The giant trevally is a powerful predatory fish, from the estuaries it inhabits as a juvenile to the outer reefs and atolls it patrols as an adult. Hunting appears to occur at different times of the day in different areas of its range; off South Africa it is most active during the day, especially at dawn and dusk, while off Zanzibar and Hong Kong, it is nocturnal in its habits. The species' diets have been determined in several countries and habitats; their diets generally vary slightly by locations and age. In all but one study (which was of juveniles), the giant trevally dominantly takes other fishes, with various crustaceans, cephalopods and occasionally molluscs making the remainder of the diet.
So far, we have caught them only in Dawei area, Tanintharyi Division, South Myanmar, fishing from the shore, essentially in rocky areas.
They are regularly caught by local anglers offshore from Ngwe Saung (Irrawaddy Division) and Ngapali (South Rakhine State), around islands and rocky reefs.
Fly Fishing For Giant Trevally In Myanmar: What We Understand & Know So Far...
So far, we have fished GT on the fly only from the shore; they appear to like rocky shores, where the water is deep and rocks big, providing under-rock caves where they can hide while looking up for preys.
As they are powerful fish, pulling a GT from those rocks while standing on slippery grounds battered by the waves provides a thrilling experience with amazing adrenaline rushes.
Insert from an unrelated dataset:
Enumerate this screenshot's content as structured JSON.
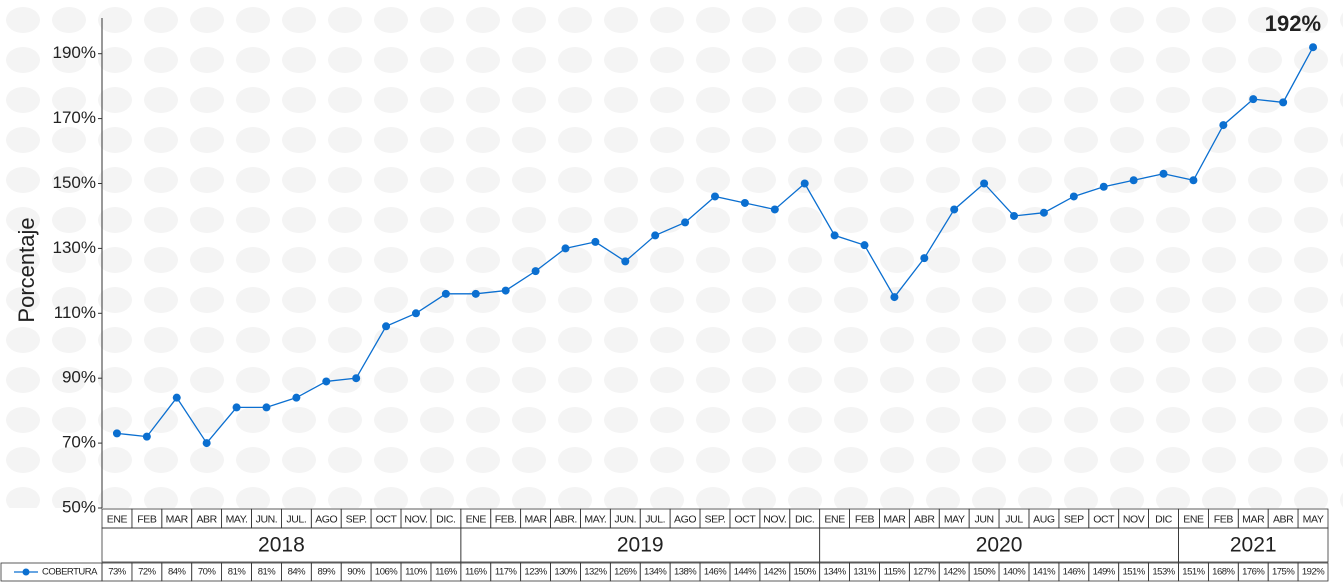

Considering the conditions, it is not uncommon to lose the fish during the fight, victim to the sharp edges of the oyster covered rocks, deadly to any line...
They take a decent size streamer easily; when they are decided, there is usually no need to strike, providing you keep contact with the line; they give a powerful strike and hook themselves if only you keep the line tight and control strongly the first rush.
They also go up the surface to get a popper, but such flies would only work if the sea is quiet enough.